Talk about anticlimactic. And here I was hoping to hear how Professor Schmidt had beaten the wolf-fiend. Speaking of Professor Schmidt, I was suddenly reminded of our awkward conversation yesterday. Particularly the part where he’d admitted that Major Wolf told him about that insidious journal we discovered. That bothered me more than I cared to admit.

No way… Master said not to tell anyone… he wouldn’t break his own rules, would he?

Honestly, it didn’t add up. Major Wolf wasn’t naïve enough to let someone in on that big of a secret. Not without being sure he could trust them. And apart from Lieutenant Spiers and me, I didn’t think my master trusted anyone in the institute.

But how does Schmidt know about the journal? I sighed. I’ll ask Wolf about this later…

“One, you there?”

I blinked. “What?”

“I asked you what was new with you.”

I didn’t know how he managed to sound upbeat after recounting his story, but I could tell he was forcing it. Luckily for him, I had just the thing to make him feel better.

“Keep this between you and me, alright?”

“Bro code?”

Yeah, I’d thought him that phrase which I explained meant a pact of absolute trust and loyalty between boys.

“Yeah. Bro code.”

I made sure the door was closed before I pulled out the tome I’d been keeping inside my shirt. Then I offered Potions and Tonics for the Aberrant Mind to Number Five because I knew he’d get a kick out of the weird formulas written inside it. Not to mention thane otherworldly text that would have made him pretty curious. Only, it didn’t.

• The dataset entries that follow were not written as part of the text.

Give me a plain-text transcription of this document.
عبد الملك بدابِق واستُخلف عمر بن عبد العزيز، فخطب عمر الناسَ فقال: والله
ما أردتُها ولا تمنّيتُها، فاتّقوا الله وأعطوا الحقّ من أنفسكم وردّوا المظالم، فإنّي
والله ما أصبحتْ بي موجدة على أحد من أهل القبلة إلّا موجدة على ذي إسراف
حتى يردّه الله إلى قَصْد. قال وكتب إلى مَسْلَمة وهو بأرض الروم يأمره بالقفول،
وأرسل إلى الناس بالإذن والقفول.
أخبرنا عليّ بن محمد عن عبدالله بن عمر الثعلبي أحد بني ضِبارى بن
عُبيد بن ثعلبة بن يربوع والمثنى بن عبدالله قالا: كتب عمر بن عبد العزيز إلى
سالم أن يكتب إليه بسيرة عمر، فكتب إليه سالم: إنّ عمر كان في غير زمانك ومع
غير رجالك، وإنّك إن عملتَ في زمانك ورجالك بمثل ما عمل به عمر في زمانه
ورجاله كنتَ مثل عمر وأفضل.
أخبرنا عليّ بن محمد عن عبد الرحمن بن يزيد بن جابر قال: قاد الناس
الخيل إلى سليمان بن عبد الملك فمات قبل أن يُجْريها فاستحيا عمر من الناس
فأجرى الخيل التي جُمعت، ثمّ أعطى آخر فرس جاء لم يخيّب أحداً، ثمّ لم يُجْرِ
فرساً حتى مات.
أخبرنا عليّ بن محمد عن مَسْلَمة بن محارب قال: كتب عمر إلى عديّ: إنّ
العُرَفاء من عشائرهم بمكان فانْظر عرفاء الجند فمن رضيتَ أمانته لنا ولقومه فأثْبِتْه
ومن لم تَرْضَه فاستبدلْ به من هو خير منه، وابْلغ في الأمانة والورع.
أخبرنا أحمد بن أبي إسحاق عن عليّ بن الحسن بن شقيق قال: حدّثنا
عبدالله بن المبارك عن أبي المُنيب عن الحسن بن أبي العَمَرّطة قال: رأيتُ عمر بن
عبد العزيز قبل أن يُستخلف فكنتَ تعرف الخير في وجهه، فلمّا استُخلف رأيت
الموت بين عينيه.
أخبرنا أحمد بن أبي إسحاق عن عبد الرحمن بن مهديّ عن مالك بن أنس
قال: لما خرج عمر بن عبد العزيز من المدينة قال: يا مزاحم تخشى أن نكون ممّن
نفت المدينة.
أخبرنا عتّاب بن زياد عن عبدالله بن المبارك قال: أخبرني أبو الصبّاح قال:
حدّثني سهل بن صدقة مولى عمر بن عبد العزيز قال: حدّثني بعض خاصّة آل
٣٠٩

Yeah, he’d laughed at the ‘Beautifying One’s Ugly Face’ recipe as well as the ‘Dispel Pungent Odor from your Privates’ tonic, but there was not a hint of puzzlement appearing on his face even though he’d flipped through half the tome already.

“Where’d you get this thing?” he chuckled.

I frowned. “Didn’t you see the first page?”

“Yeah. I did.”

He flipped back to the first page which was the welcome message that had been written in Armes.

“Not that. I meant the first page.”

He flipped to the page before the Armes introduction, and although I could see the English text on it, Number Five just said, “It’s blank. Weird.”

My brow creased. “Blank?”

Holy shit… he can’t read it…

Then I recalled the end of G’s letter; I have written these words in magical ink that should only activate in the presence of one who shares my unfortunate fate — and I realized only I could read the secrets hidden inside this book. I had hoped to share some of my burden with Number Five — I knew I could trust him — but maybe I was wrong to think that. Maybe this burden was for me alone to carry — and that included figuring out how to save myself and my crib mates from the institute. It was a lonely thought to have.

“Are you okay, One?” Number Five asked. “You look even paler than me.”